Adenosine potentiates flow-induced dilation of coronary arterioles
by activating atp-sensitive potassium channels in endothelium.
Kuo, Lih, and Jeff D. Chancellor.
Department of Medical Physiology, Microcirculation Research
Institute, Texas A&M University Health Science Center, College
Station, TX 77843-1114
APStracts 2:0071H, 1995.
The diameter of coronary resistance vessels can be significantly
influenced by adenosine and flow. However, the interaction between
these two regulatory mechanisms in the control of coronary
microvascular tone remains unknown. Since adenosine can activate ATP
-sensitive potassium (KATP) channels and these channels are located on
endothelium in addition to vascular smooth muscle, we hypothesized
that adenosine can potentiate flow-induced vasodilation by activating
endothelial KATP channels in the coronary microcirculation. To test
this hypothesis, experiments were performed in porcine subepicardial
coronary arterioles (50-150 [mu]m) using isolated, cannulated vessel
techniques to allow intraluminal pressure and flow to be
independently controlled. Flow-induced dilation was studied in the
presence and absence of a threshold dose of adenosine (10-10 M) or
nitroprusside (10-10 M). The involvement of endothelial KATP channels
and nitric oxide in adenosine-induced responses were evaluated by
using specific inhibitors, i.e., glibenclamide and NG-monomethyl-L
-arginine (L-NMMA), respectively, before and after endothelial
removal. All vessels developed a similar level of active tone (67-73%
of maximum diameter) at 60 cmH2O intraluminal pressure and showed
graded dilation to stepwise increases in flow. The highest flow
produced the dilation to reach 86% of maximum diameter. The magnitude
of flow-induced dilation was potentiated (97% of maximum diameter) by
adenosine but not by nitroprusside. Lumenal application of high
potassium (40 mM) completely blocked arteriolar dilation in response
to the increased flow. In addition, lumenal glibenclamide (10-6 M)
abolished the adenosine-potentiated component of flow-induced
response. Indomethacin (10-5 M) did not alter the dose-dependent
dilation to adenosine. However, endothelial denudation, L-NMMA (10-5
M), or lumenal administration of high potassium or glibenclamide each
produced identical inhibition of adenosine-induced vasodilation by
shifting the adenosine ED50 to the right by an order of magnitude
(from 6x10-8 to 6x10-7 M). In contrast, vasodilation in response to
nitroprusside was not altered by these pharmacological interventions.

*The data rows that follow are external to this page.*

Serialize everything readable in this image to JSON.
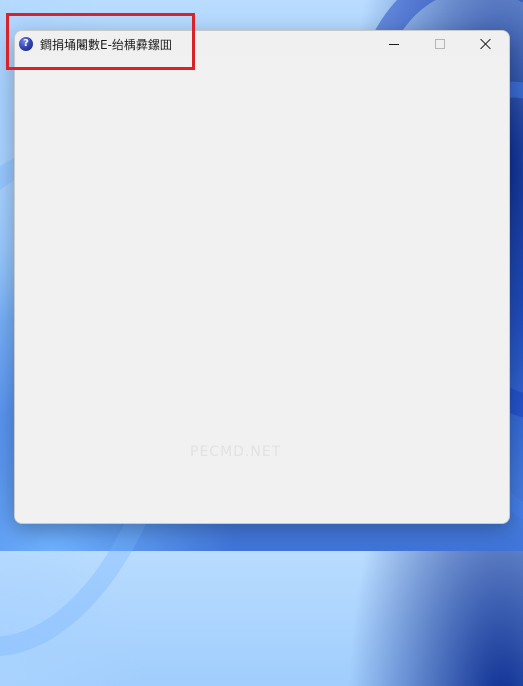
{
  "window": {
    "title": "鐧捐埇闂數E-绐楀彛鏍囬"
  },
  "icons": {
    "app": "question-mark-icon",
    "minimize": "minimize-icon",
    "maximize": "maximize-icon",
    "close": "close-icon"
  },
  "app_icon_glyph": "?",
  "watermark": "PECMD.NET",
  "colors": {
    "highlight": "#d8232a",
    "window_background": "#f1f1f1",
    "app_icon": "#2f3fa8"
  }
}
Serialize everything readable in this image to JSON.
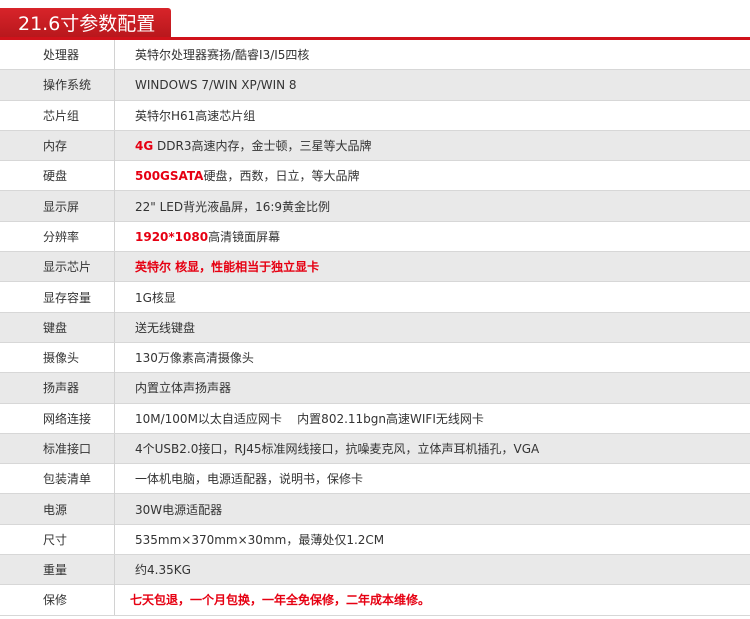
{
  "title": "21.6寸参数配置",
  "rows": [
    {
      "label": "处理器",
      "value": "英特尔处理器赛扬/酷睿I3/I5四核"
    },
    {
      "label": "操作系统",
      "value": "WINDOWS 7/WIN XP/WIN 8"
    },
    {
      "label": "芯片组",
      "value": "英特尔H61高速芯片组"
    },
    {
      "label": "内存",
      "highlight": "4G",
      "value": " DDR3高速内存，金士顿，三星等大品牌"
    },
    {
      "label": "硬盘",
      "highlight": "500GSATA",
      "value": "硬盘，西数，日立，等大品牌"
    },
    {
      "label": "显示屏",
      "value": "22\" LED背光液晶屏，16:9黄金比例"
    },
    {
      "label": "分辨率",
      "highlight": "1920*1080",
      "value": "高清镜面屏幕"
    },
    {
      "label": "显示芯片",
      "highlight": "英特尔 核显，性能相当于独立显卡"
    },
    {
      "label": "显存容量",
      "value": "1G核显"
    },
    {
      "label": "键盘",
      "value": "送无线键盘"
    },
    {
      "label": "摄像头",
      "value": "130万像素高清摄像头"
    },
    {
      "label": "扬声器",
      "value": "内置立体声扬声器"
    },
    {
      "label": "网络连接",
      "value": "10M/100M以太自适应网卡    内置802.11bgn高速WIFI无线网卡"
    },
    {
      "label": "标准接口",
      "value": "4个USB2.0接口，RJ45标准网线接口，抗噪麦克风，立体声耳机插孔，VGA"
    },
    {
      "label": "包装清单",
      "value": "一体机电脑，电源适配器，说明书，保修卡"
    },
    {
      "label": "电源",
      "value": "30W电源适配器"
    },
    {
      "label": "尺寸",
      "value": "535mm×370mm×30mm，最薄处仅1.2CM"
    },
    {
      "label": "重量",
      "value": "约4.35KG"
    },
    {
      "label": "保修",
      "highlight": "七天包退，一个月包换，一年全免保修，二年成本维修。"
    }
  ]
}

Based on these results, we conclude that coronary arteriolar dilation
in response to adenosine is partially mediated by the endothelial
release of nitric oxide via the opening of KATP channels. Our
findings are consistent with the hypothesis that adenosine
potentiates flow-induced vasodilation by activating endothelial KATP
channels. We speculate that activation of endothelial KATP channels
may enhance increases in intracellular calcium for nitric oxide
synthesis and thus potentiate vasodilation in response to flow.
Received 15 December 1994; accepted in final form 28 February
1995.
APS Manuscript Number H1098-4.
Article publication pending Am. J. Physiol. (Heart Circ. Physiology).
ISSN 1080-4757 Copyright 1995 The American Physiological Society.
Published in APStracts on 21 March 1995.